Efficacy Assessments
Investigators assessed treatment efficacy at day 1, 8, and 22 using the SCORAD index as previously described [14], and an IGA score on a 6-point scale, where 0 = clear (no inflammatory signs of AD), 1 = almost clear (just perceptible erythema and just perceptible papulation/infiltration), 2 = mild disease (mild erythema and mild papulation/infiltration), 3 = moderate disease (moderate erythema and moderate papulation/infiltration), 4 = severe disease (severe erythema and severe papulation/infiltration), and 5 = very severe disease (severe erythema and severe papulation/infiltration with oozing/crusting). In adults, investigators also measured transepidermal water loss [TEWL; using the Aquaflux system (Biox Systems, London, UK)] and skin hydration [using the Corneometer® CM 825 system (Courage + Khazaka Electronic GmbH, Cologne, Germany)] of one selected target lesion.

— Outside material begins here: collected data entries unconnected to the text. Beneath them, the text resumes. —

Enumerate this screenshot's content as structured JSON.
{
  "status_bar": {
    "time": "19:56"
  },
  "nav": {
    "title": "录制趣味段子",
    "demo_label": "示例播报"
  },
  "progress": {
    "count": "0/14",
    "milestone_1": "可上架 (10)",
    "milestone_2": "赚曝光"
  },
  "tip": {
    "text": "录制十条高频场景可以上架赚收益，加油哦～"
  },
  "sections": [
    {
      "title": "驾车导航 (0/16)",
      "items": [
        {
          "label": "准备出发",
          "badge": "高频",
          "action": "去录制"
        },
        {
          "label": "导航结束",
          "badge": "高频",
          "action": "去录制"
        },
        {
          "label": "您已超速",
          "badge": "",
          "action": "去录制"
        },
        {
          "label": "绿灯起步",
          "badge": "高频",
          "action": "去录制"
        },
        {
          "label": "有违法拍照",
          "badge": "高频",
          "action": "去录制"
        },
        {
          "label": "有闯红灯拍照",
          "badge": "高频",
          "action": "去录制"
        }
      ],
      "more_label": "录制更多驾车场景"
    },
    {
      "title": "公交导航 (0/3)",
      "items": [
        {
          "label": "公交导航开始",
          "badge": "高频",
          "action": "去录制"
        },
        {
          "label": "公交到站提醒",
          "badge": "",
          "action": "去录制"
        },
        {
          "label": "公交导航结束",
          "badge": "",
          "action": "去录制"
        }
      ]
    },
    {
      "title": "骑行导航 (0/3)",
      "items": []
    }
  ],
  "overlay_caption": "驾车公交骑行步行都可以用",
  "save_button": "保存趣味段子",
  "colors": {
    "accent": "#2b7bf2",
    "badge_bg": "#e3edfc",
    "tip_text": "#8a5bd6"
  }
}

Subjects or the subject’s parents or guardians assessed treatment efficacy using the patient-oriented SCORAD (PO-SCORAD) as previously described [16] at days 1, 8, 15, and 22; and a 5-point patient global assessment (PGA) scale in which AD intensity on days 8, 15, and 22 was compared with baseline (0 = worse, 1 = no change, 2 = slight improvement, 3 = marked improvement, 4 = total resolution). Subjects or the subject’s parents or guardians also completed a questionnaire at the end of the study in which they rated whether they liked or disliked the product, and assigned a global mark on a scale from 0 (disliked a lot) to 10 (liked a lot). The questionnaire also asked subjects to give their opinion of the MDREC’s cosmetic characteristics and acceptability.
Study Size Estimation
Because this was an open-label tolerability study, no formal sample size calculation was performed. However, statisticians estimated that a sample size of 60 subjects (20 subjects aged 3–23 months, 20 subjects aged 2–6 years, and 20 subjects aged 18–65 years) was required to fairly assess tolerability related to the MDREC.
Statistical Analysis
Analyses were performed for all subjects receiving at least one application of the MDREC. Differences in efficacy compared with baseline were determined by Wilcoxon signed-rank test or Student t test for paired data. Missing data were not replaced unless a subject withdrew from the study because of poor tolerability, in which case the missing data were replaced with the worst case (bad tolerability) for the primary assessment measure. Statistical analysis was performed using SAS® version 9.3 (SAS Institute, Cary, NC, USA). All statistical tests were two-tailed with a type I error of 0.05.